6 August 2025
Is it leather? Writes on LinkedIn: What we call “affordable luxury” is rarely either. It’s fast, fleeting, and destined for the one place it does last: the landfill.
Picture an hourglass—not filled with sand, but with jackets, handbags, and boots made from “vegan leather,” “bio-based PU,” or some other rebranded form of plastic.
As time passes, those items fall. And as they do, they crack, peel, and disintegrate—leaving behind nothing but microplastic dust and waste.
This is what happens to limited, low-quality “luxury.” It doesn’t age. It doesn’t endure. It doesn’t get passed down. It doesn’t get repaired. It gets replaced.
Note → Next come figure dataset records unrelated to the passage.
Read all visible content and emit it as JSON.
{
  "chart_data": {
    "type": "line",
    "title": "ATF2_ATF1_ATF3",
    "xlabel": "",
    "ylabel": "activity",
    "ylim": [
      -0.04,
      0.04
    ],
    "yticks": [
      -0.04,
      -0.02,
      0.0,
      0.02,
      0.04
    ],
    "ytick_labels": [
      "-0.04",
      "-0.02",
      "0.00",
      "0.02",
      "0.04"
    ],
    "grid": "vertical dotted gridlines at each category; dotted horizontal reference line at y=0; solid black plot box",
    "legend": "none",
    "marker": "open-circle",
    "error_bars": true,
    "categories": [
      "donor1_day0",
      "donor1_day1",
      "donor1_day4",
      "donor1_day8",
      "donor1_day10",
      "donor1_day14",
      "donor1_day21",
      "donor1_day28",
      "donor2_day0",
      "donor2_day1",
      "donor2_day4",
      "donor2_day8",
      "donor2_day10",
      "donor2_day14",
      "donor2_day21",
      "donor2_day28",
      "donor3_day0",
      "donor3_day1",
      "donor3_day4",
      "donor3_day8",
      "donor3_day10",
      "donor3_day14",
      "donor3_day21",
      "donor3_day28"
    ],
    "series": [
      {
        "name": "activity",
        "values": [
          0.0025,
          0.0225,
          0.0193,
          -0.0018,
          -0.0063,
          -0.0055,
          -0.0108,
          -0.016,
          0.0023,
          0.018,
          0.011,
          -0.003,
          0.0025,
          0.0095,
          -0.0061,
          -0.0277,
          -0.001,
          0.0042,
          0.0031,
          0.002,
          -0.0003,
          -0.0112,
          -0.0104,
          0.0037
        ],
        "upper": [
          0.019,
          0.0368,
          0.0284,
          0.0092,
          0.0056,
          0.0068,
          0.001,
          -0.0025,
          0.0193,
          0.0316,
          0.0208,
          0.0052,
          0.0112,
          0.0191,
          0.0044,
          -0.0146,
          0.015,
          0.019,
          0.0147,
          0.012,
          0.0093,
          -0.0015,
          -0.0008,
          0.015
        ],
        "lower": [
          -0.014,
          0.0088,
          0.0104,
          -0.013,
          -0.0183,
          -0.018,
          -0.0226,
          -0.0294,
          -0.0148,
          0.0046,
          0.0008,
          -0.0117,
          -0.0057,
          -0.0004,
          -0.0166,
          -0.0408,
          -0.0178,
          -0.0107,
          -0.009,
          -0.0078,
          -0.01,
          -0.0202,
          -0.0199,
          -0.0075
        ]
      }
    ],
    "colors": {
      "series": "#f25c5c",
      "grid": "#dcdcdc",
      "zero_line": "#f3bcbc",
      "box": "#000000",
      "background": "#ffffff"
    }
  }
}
And here’s the twist: many of these items are marketed as “sustainable alternatives” – with sleek fonts, recycled hangtags, and lofty promises. But peel back the label, and what you’re left with is a disposable product made from petroleum that can’t be recycled, composted, or even meaningfully reused.
We’ve confused “conscious consumerism” with clever marketing.
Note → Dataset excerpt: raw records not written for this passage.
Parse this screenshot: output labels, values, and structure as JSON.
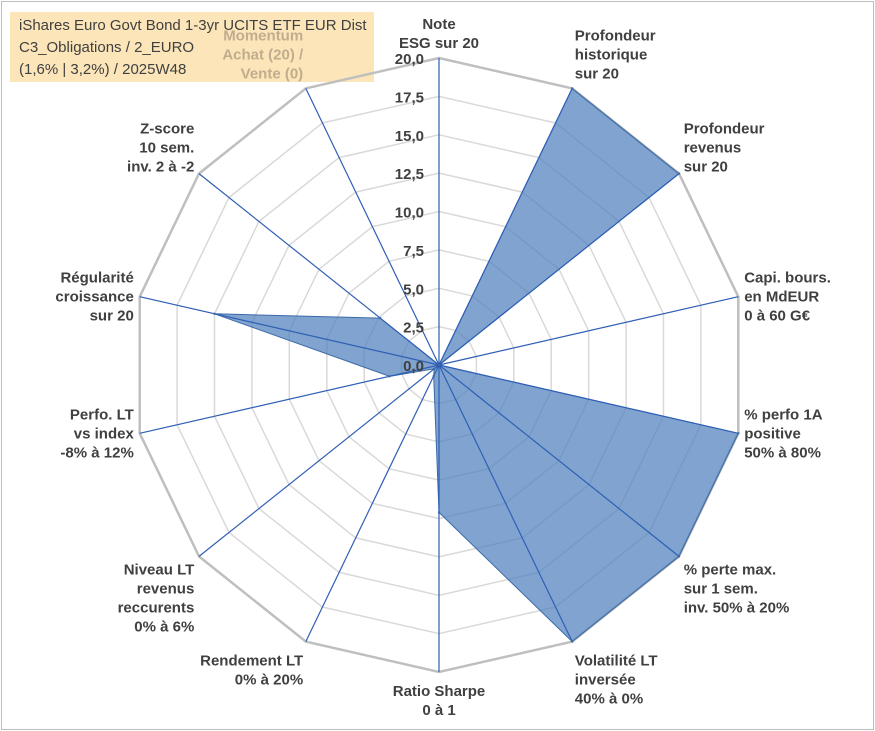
{
  "title": {
    "line1": "iShares Euro Govt Bond 1-3yr UCITS ETF EUR Dist",
    "line2": "C3_Obligations / 2_EURO",
    "line3": "(1,6% | 3,2%) / 2025W48"
  },
  "colors": {
    "fill": "#4f81bd",
    "fill_opacity": "0.72",
    "axis": "#2e5fb5",
    "grid": "#d9d9d9",
    "outer_ring": "#bfbfbf",
    "label": "#404040",
    "faded_label": "#c0ad8e",
    "title_bg": "#fbe5b9"
  },
  "chart_data": {
    "type": "radar",
    "rmin": 0,
    "rmax": 20,
    "step": 2.5,
    "tick_labels": [
      "0,0",
      "2,5",
      "5,0",
      "7,5",
      "10,0",
      "12,5",
      "15,0",
      "17,5",
      "20,0"
    ],
    "axes": [
      {
        "label": [
          "Note",
          "ESG sur 20"
        ],
        "value": 0,
        "faded": false
      },
      {
        "label": [
          "Profondeur",
          "historique",
          "sur 20"
        ],
        "value": 20,
        "faded": false
      },
      {
        "label": [
          "Profondeur",
          "revenus",
          "sur 20"
        ],
        "value": 20,
        "faded": false
      },
      {
        "label": [
          "Capi. bours.",
          "en MdEUR",
          "0 à 60 G€"
        ],
        "value": 0,
        "faded": false
      },
      {
        "label": [
          "% perfo 1A",
          "positive",
          "50% à 80%"
        ],
        "value": 20,
        "faded": false
      },
      {
        "label": [
          "% perte max.",
          "sur 1 sem.",
          "inv. 50% à 20%"
        ],
        "value": 20,
        "faded": false
      },
      {
        "label": [
          "Volatilité LT",
          "inversée",
          "40% à 0%"
        ],
        "value": 20,
        "faded": false
      },
      {
        "label": [
          "Ratio Sharpe",
          "0 à 1"
        ],
        "value": 9.6,
        "faded": false
      },
      {
        "label": [
          "Rendement LT",
          "0% à 20%"
        ],
        "value": 0.8,
        "faded": false
      },
      {
        "label": [
          "Niveau LT",
          "revenus",
          "reccurents",
          "0% à 6%"
        ],
        "value": 0.4,
        "faded": false
      },
      {
        "label": [
          "Perfo. LT",
          "vs index",
          "-8% à 12%"
        ],
        "value": 3.3,
        "faded": false
      },
      {
        "label": [
          "Régularité",
          "croissance",
          "sur 20"
        ],
        "value": 15,
        "faded": false
      },
      {
        "label": [
          "Z-score",
          "10 sem.",
          "inv. 2 à -2"
        ],
        "value": 4.9,
        "faded": false
      },
      {
        "label": [
          "Momentum",
          "Achat (20) /",
          "Vente (0)"
        ],
        "value": 0,
        "faded": true
      }
    ]
  }
}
True sustainability doesn’t come from faster trends or cheaper materials. It comes from designing for the long haul. From using what already exists. From making less, and making it last.
A real leather jacket can last 20, 30, even 50 years. A fake one? Maybe two seasons, if you’re lucky – and then it starts flaking like pastry.
So if you’re going to spend your money on anything, fashion or otherwise, ask yourself: Does this last beyond the moment?
Or will it crumble and pass quickly like the sands of time?